We slept right through the earthquake, but when I went down to the bottom of the garden this morning the Whichford Pottery torso of a maiden was lying flat on her back in the border.  I righted her, wondering whether she had been pushed over by a passing muntjac or felled by earth tremors. I mentioned it to the Systems Administrator, who initially poo-poohed the earthquake hypothesis, but then added that come to think of it, some little pots of modelling of paint had been lying on their sides in the blue shed, making the SA fear another outbreak of mice.  Although the epicentre was in Kent, the map on the Telegraph website showed earthquake symbols going as far as the Essex coast, and which is more likely, that we should have been hit by a very tiny tremor, or that a garden statue and the SA's shed should both have suffered animal attacks in the same night?  If the mice are back in the blue shed the SA will soon know about it, since they'll start eating the paint pots.

I spent a happy day sorting through the plants in the greenhouse, moving tender ornamentals out to the paved square by the pond now that it's the latter part of May and frosts are unlikely in southern England.  My ears pricked up when one radio weather forecast talked about the risk of overnight frost, but that was for parts of Scotland.  Some of the overwintering geraniums have still got root aphid despite previous treatments with Provado.  I treated those that were only lightly infested again, and put some of the worst rootballs in an old compost bag to take to the dump, after taking cuttings.  If the cuttings fail then that's just tough.  I don't think any of them are so rare and precious that I couldn't buy replacements, though the fact that I don't know most of their names might be more of an obstacle.

I have been planting up pots to go in front of the house, where I cleared away the overbearing conifer.  I've got two different tobacco plants that I raised from seed, the straight white scented Nicotiana sylvestris, and a variety called 'Tinkerbell' whose red flowers are green on the reverse, and with a green eye.  More seeds germinated than I could possibly use in pots, even though I didn't sow the whole contents of the packets, and I pricked out more seedlings than I needed, in case of losses further down the track and because I couldn't bear to throw them away.  I'm moving the spares on in to nine centimetre pots for now, in the hope that I can use them in the garden, but I've a dark suspicion that some will end up on the compost heap.

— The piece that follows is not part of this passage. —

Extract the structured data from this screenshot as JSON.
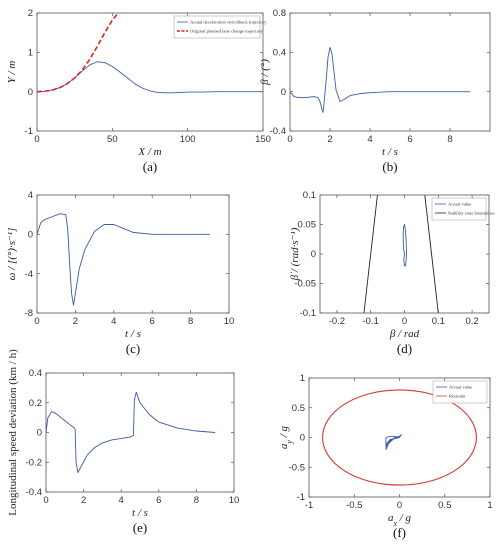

I called into one of the local garden centres on my way back from the dump to buy some hand cream, and departed with the hand cream plus six bedding plants, three of a dark purple leafed ipomea and three of the trailing silvery leafed and orange flowered lotus.  Each trio went into a separate pot.  Mixed pots can be fabulous, and maybe I should be more adventurous and try and unleash my inner Powis castle gardener, but I tend to find unmixed single variety pots easier to manage.  It means that everything in the pot has the same water requirement and saves me the problem of something always starting to flag while its neighbours are still wet, or one element of the planting starting to look distinctly past its best when the others are still good, or proving unexpectedly vigorous and crowding everything else out.  Or maybe its because the unmixed pots look bolder, given that my mixed pots of alpines don't seem to cause any trouble.  Anyway, that's my way of doing bedding in pots.  The ipomea is destined to go by the pink flowering fuchsias outside what is functionally the back door though actually at the front, and the lotus next to the apricot and amber calibrachoa next to the front door.  The two displays, one themed around soft shades of orange and the other in pink, red, and purple, will be separated by only the width of a box cushion, since the front door which we only ever use for building works, parties and getting the Christmas tree in and out is also at the front, where you'd expect it to be.  I am hoping they will not clash, but I don't have as much space to play with as on the terrace at Powis.

I know that bedding is not ecologically friendly, but it is great fun.  Not for nothing did the prize for the best display in the whole Chelsea pavilion go to Birmingham City Council's joyous extravaganza.